How does the company justify adding O&P to everything except the roof? To understand this question, you must first know what O&P means. In the insurance industry, Overhead (10%) and Profit (10%), commonly referred to as O&P, is owed when it becomes necessary to have multiple subcontractors perform work to repair damages to your property cause by a covered peril in the policy.

Your policy provides coverage for the cost to repair or replace the property damaged by a covered loss. Although not generally stated, this includes the cost of O&P. So, while your coverage includes this additional expense, many insurance companies use the benchmark that it is only owed if more than three trades are involved in the repair process. However, there is no binding authority on the 3-trade rule and the truth is that almost every property loss involves multiple trades. When you have a hail claim, it isn’t just the roof that is damaged.

How Your Insurance Company Just Kept 20% of Your Claim

Once you have a clear understanding of what O&P is, then it is easy to see where the question comes into play. How does the insurance company justify adding O&P to everything in their estimate except for the roof itself? The roof is the single most expensive item on the estimate most likely. By excluding O&P on this one item, it just saved the insurance company a bundle of money at the expense of the insured. Now multiply this by the number of claims just in your area and you get the picture.

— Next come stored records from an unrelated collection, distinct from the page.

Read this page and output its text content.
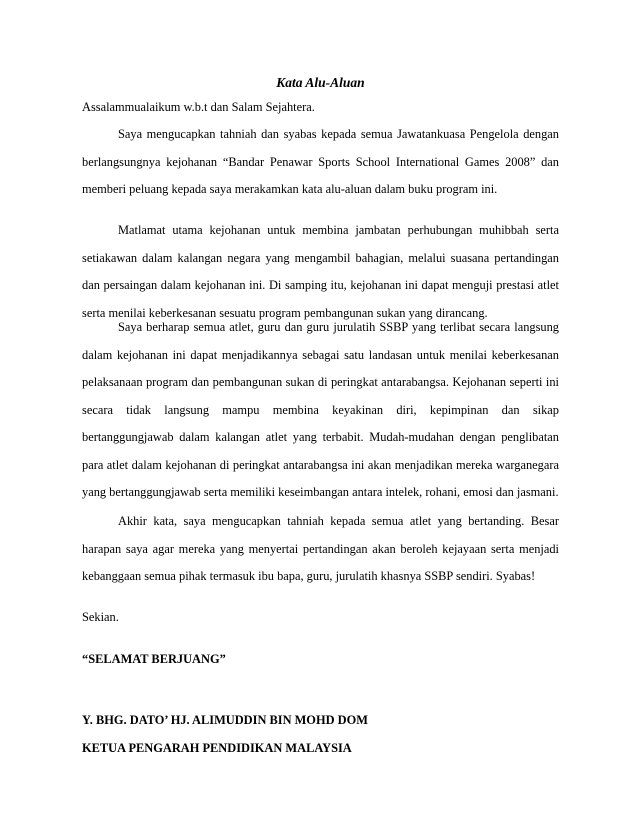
Kata Alu-Aluan

Assalammualaikum w.b.t dan Salam Sejahtera.

Saya mengucapkan tahniah dan syabas kepada semua Jawatankuasa Pengelola dengan berlangsungnya kejohanan “Bandar Penawar Sports School International Games 2008” dan memberi peluang kepada saya merakamkan kata alu-aluan dalam buku program ini.

Matlamat utama kejohanan untuk membina jambatan perhubungan muhibbah serta setiakawan dalam kalangan negara yang mengambil bahagian, melalui suasana pertandingan dan persaingan dalam kejohanan ini. Di samping itu, kejohanan ini dapat menguji prestasi atlet serta menilai keberkesanan sesuatu program pembangunan sukan yang dirancang.

Saya berharap semua atlet, guru dan guru jurulatih SSBP yang terlibat secara langsung dalam kejohanan ini dapat menjadikannya sebagai satu landasan untuk menilai keberkesanan pelaksanaan program dan pembangunan sukan di peringkat antarabangsa. Kejohanan seperti ini secara tidak langsung mampu membina keyakinan diri, kepimpinan dan sikap bertanggungjawab dalam kalangan atlet yang terbabit. Mudah-mudahan dengan penglibatan para atlet dalam kejohanan di peringkat antarabangsa ini akan menjadikan mereka warganegara yang bertanggungjawab serta memiliki keseimbangan antara intelek, rohani, emosi dan jasmani.

Akhir kata, saya mengucapkan tahniah kepada semua atlet yang bertanding. Besar harapan saya agar mereka yang menyertai pertandingan akan beroleh kejayaan serta menjadi kebanggaan semua pihak termasuk ibu bapa, guru, jurulatih khasnya SSBP sendiri. Syabas!

Sekian.

“SELAMAT BERJUANG”

Y. BHG. DATO’ HJ. ALIMUDDIN BIN MOHD DOM

KETUA PENGARAH PENDIDIKAN MALAYSIA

Another excuse the insurance companies use is that they will pay the O&P if you can prove that the charge was actually incurred. However, there is absolutely nothing in the policy that states that O&P is only paid when incurred. In fact, it discredits the insurance adjuster’s estimate when they attempt to allow for O&P on everything except for the roof. It gives the appearance of an obvious money-saving technique when included on everything except the big-ticket item. The purpose of O&P is so that the policyholder can hire one general contractor to coordinate all repairs. That includes the roof.

It takes a licensed professional to sort through these types of issues and make sure that the policyholder isn’t being given less than they deserve.

  • Chris Green

    Great discussion Jill. Unfortunately, the carriers will always explore ways to minimize claim payments. I helped fight this issue back in the early 1990’s through a class action suit vs State farm, who was “pioneering” the withholding of the entire O/P costs in the greater Philadelphia area. We prevailed, of course.

    I am aware of a least one policy that states that O/P will only be paid when incurred, that’s the Farmers NextGen policy. That language was tested in court recently, again in the Philadelphia area, and despite the fact that the policy actually stated the O/P wasn’t payable unless incurred, the Phila Court of Common Pleas ruled that farmers must pay the O/P upfront, as part of the ACV settlement (http://www.propertyinsurancecoveragelaw.com/files/2017/05/Kurach-v-TruckInsuranceExchange-Opinion.pdf).

    Great job informing the public on these issues, keep up the good work.